Шато-Ландон — селение в департаменте Сена-и-Марна, в 12 км южнее Немура.
… погасили все фонари в коммуне Монмартра… — Крупный город мог состоять не только из нескольких коммун (см. т. 30, примеч. к с. 383), но и из нескольких кантонов (см. т. 31, примеч. к с. 41). Монмартр — см. т. 30, примеч. к с. 5.
506… Агент-феникс, гага avis… — Феникс — см. т. 31, примеч. к с. 241.
"Rara avis" — см. т. 32. примеч. к с. 503.
509… остаюсь висеть на скале, как античный Прометей, которому не дают покоя два стервятника: голод и жажда. — О Прометее см.
т. 30, примеч. к с. 89.
… Голод… похож на Гузмана: он не знает преград. — Гузман (или Гусман) — персонаж испанских народных преданий, неоднократно фигурировавший в литературе, в частности в плутовском романе испанского писателя Матео Алемана (1574 — ок. 1614) "Жизнеописание плута Гузмана из Альфараче", пользовавшемся большим успехом во Франции благодаря вышедшему в 1732 г. переводу-пересказу — его сделал Лесаж (см. г. 30, примеч. к с. 46). Похождения героя этого романа породили поговорку "Гузман не знает преград", которая в данном случае и имеется в виду.
511 "Синие часы" — кафе в северо-восточной части старого Парижа на углу бульвара Тампль и улицы Шарль; известно тем, что в годы Французской революции в нем встречались революционные лидеры.
517 Дискос — небольшое драгоценное блюдо, используемое при христианском богослужении.
519… Через Бисетр? — См. т. 30, примеч. к с. 9.

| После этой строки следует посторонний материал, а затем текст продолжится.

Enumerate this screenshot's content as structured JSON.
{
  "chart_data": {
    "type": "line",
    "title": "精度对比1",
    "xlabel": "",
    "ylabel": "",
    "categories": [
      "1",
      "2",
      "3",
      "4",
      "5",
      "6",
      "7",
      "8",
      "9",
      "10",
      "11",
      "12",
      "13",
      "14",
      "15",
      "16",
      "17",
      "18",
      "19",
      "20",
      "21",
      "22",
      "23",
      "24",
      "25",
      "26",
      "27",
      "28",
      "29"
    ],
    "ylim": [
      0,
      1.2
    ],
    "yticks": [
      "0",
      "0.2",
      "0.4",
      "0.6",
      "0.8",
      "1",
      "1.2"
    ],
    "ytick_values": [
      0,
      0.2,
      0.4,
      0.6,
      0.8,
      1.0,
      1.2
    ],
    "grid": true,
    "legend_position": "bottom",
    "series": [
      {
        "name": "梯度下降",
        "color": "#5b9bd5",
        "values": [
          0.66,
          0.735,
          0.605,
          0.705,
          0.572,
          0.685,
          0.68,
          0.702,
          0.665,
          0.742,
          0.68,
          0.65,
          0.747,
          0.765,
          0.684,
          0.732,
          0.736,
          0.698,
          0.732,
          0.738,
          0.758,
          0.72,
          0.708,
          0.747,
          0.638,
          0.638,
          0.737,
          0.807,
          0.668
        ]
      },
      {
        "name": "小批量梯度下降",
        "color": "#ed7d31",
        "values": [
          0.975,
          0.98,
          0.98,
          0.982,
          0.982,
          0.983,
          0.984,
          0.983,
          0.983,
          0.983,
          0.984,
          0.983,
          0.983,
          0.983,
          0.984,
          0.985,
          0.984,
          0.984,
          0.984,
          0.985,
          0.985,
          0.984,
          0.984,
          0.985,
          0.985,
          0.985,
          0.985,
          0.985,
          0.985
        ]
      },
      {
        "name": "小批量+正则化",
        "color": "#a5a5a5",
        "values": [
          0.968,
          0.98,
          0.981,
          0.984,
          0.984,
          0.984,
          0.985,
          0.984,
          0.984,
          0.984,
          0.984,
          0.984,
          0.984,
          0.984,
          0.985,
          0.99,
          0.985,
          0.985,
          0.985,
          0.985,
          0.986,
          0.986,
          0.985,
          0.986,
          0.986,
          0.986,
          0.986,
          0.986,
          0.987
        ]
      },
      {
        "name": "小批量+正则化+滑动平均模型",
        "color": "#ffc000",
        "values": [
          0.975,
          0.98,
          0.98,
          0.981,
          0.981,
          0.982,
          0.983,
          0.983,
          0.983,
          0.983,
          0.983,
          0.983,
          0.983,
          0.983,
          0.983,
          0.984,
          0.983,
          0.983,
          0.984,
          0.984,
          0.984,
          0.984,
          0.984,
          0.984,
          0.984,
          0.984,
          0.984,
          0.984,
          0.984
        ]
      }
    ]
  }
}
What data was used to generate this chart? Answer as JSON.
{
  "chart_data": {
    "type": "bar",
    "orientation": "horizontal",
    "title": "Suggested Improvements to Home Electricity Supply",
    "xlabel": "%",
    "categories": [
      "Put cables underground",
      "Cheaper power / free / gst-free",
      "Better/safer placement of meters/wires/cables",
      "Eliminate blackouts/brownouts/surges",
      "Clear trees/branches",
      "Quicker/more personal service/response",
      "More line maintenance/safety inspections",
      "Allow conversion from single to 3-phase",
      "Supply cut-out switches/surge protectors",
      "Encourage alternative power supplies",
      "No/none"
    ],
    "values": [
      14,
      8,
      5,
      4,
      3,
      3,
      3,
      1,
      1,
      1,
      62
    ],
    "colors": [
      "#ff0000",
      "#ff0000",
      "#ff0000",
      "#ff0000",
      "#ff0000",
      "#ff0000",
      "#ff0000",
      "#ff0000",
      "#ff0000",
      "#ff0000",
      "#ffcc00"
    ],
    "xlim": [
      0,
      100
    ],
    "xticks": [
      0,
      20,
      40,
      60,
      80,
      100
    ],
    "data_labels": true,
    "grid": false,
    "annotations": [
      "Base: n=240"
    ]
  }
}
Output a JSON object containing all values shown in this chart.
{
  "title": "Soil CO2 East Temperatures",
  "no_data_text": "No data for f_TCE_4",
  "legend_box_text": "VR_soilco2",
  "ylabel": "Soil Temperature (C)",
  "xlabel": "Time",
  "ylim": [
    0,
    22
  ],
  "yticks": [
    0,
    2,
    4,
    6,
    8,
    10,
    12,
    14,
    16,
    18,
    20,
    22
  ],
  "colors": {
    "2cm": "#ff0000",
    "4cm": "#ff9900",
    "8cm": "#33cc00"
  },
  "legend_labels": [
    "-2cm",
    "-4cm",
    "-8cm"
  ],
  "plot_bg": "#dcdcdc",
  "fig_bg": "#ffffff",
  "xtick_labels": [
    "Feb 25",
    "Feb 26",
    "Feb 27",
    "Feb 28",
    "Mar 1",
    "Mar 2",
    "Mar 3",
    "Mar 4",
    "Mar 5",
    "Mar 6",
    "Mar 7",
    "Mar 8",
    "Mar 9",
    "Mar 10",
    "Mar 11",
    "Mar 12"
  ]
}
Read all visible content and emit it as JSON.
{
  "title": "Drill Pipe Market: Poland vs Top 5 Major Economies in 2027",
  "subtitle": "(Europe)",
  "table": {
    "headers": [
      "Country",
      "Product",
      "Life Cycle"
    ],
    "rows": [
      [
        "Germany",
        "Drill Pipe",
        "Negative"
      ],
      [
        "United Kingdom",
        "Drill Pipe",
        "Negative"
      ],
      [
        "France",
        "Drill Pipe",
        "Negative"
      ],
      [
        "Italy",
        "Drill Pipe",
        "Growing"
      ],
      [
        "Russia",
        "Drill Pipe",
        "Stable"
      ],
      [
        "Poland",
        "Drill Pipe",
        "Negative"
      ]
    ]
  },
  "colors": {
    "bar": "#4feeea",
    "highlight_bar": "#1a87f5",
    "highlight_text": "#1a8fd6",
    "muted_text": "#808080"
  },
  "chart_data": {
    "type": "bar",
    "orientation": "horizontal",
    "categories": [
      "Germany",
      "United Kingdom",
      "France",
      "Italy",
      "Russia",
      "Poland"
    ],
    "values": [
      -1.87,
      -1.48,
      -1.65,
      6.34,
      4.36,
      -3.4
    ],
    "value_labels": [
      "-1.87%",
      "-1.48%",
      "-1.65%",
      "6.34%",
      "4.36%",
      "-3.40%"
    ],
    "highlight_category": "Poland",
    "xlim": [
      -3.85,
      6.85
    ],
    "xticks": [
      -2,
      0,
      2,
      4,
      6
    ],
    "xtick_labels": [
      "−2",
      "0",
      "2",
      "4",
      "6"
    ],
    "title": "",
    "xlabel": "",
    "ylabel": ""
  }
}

… древние изображали необходимость с железными клиньями. — Имеется в виду Necessitas — аллегорическое божество, дочь Фортуны (Судьбы). Ее могущество было так велико, что самому верховному богу Юпитеру приходилось ей подчиняться. Богиню изображали держащей шипы и железные клинья — символ ее непреклонности.
520 Паризе, Этьенн (1770–1847) — французский врач и ученый, постоянный секретарь Медицинской академии, автор многочисленных ученых трудов; после Июльской революции работал в Бисетре.
Пандемониум — см. т. 30, примеч. к с. 209.
522… тяжелый молот, который мог бы напугать изобретателя кузнечнаго дели Тувалкаина и патентованного специалиста Вулкана. — Тувалкаин — персонаж Библии, потомок Каина; был "ковачем всех оружий из меди и железа" (Бытие, 4: 22–23).
Вулкан — римский бог огня (гр. Гефест), в античной мифологии бог-кузнец, покровитель огня и ремесел; в отличие от других богов, большинство которых традиция изображает прекрасными, был некрасив и хром.
Этеокл и Полиник — в древнегреческой мифологии и античных трагедиях сыновья фиванского царя Эдипа; изгнав отца, братья договорились править городом по очереди, но Этеокл нарушил договор, тогда Полиник с помощью союзников отправился в поход на Фивы. В поединке братья сразили друг друга. Их имена стали символом непримиримой розни между родственниками.
524 Венсан де Поль — см. т. 32, примеч. к с. 170.
528 Псише — большое зеркало на ножках.
529 Улица Пепиньер — см. т. 32, примеч. к с. 234.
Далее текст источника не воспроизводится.